The lilacs are in bloom right now. The air is sweet with them. They'll be gone in a few days - their smell, their color - and it will be a full year before we'll see them again. But there is no one reporting this, no one saying stop and smell them now. There are 1,000 different kinds of lilacs, and they're not all purple and white, they're pink, too. Isn't this amazing? Isn't every spring?
We don't notice all that is good because we're told about all that is bad. Slugs and allergies, and don't get too much sun. And watch out for mosquitoes and ticks and coyotes and undercooked beef. Even the trivial is tragic. It may be sunny today, folks, but don't get too comfortable. The bad weather will be back with us tomorrow.
Fear is a constant. I know this world is not the Garden of Eden. But it's not quite Hell, either - not all the time. Joan of Arc was burned at the stake but millions of other French girls grew up and lived lives no one knows about.
In the margins and in the white spaces between the words, on the empty pages of history, away from cameras, out of the public eye - that's where most of us exist. The pictures in our heads, grotesque pictures, pictures that are worse than horror movies, aren't all of life. They're pieces, cruel and primitive, no different from the rack, no different from the stake, no different from what Charles Manson and his crowd did to Sharon Tate 35 summers ago.

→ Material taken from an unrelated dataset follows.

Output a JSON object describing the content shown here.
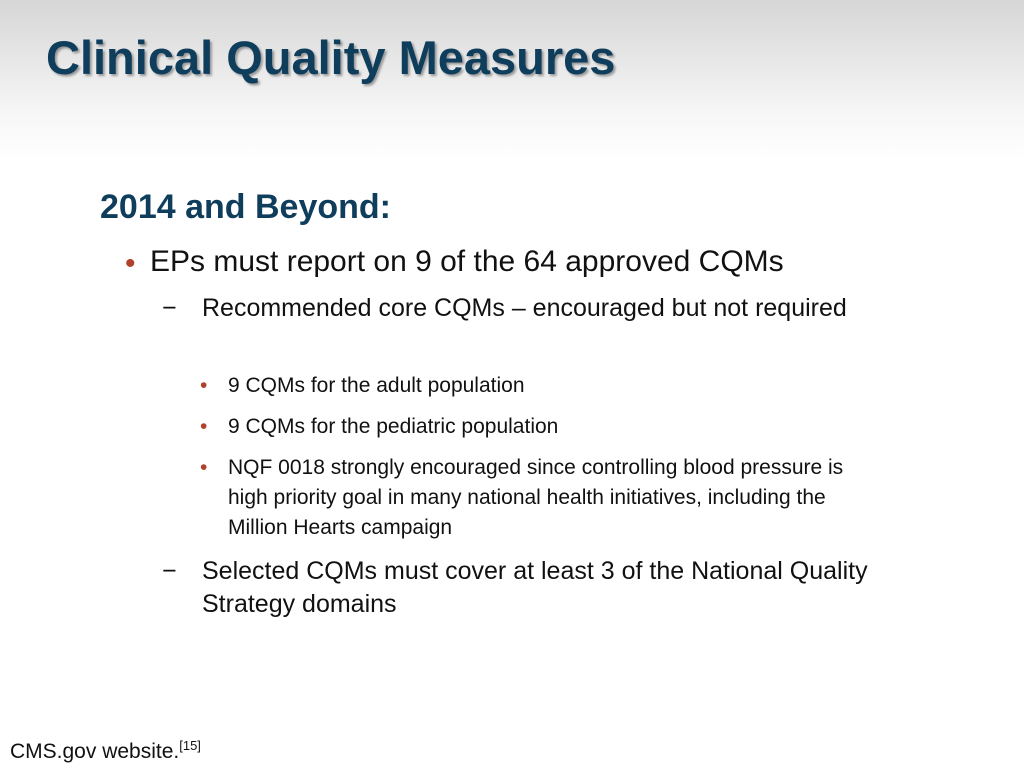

Meanness is a perennial, too. We have 1,000 different kinds of lilacs and 1,000 different ways of hurting one another.
But meanness is not the whole story. Our ideas about the world and about the people in it are influenced not only by what we are shown, but also by what we see firsthand. We are shown monsters and depravity and cunning and cruelty.
But what we see up close are lilacs in bloom and three little boys, not all little boys, just three. But they bring hope to the world.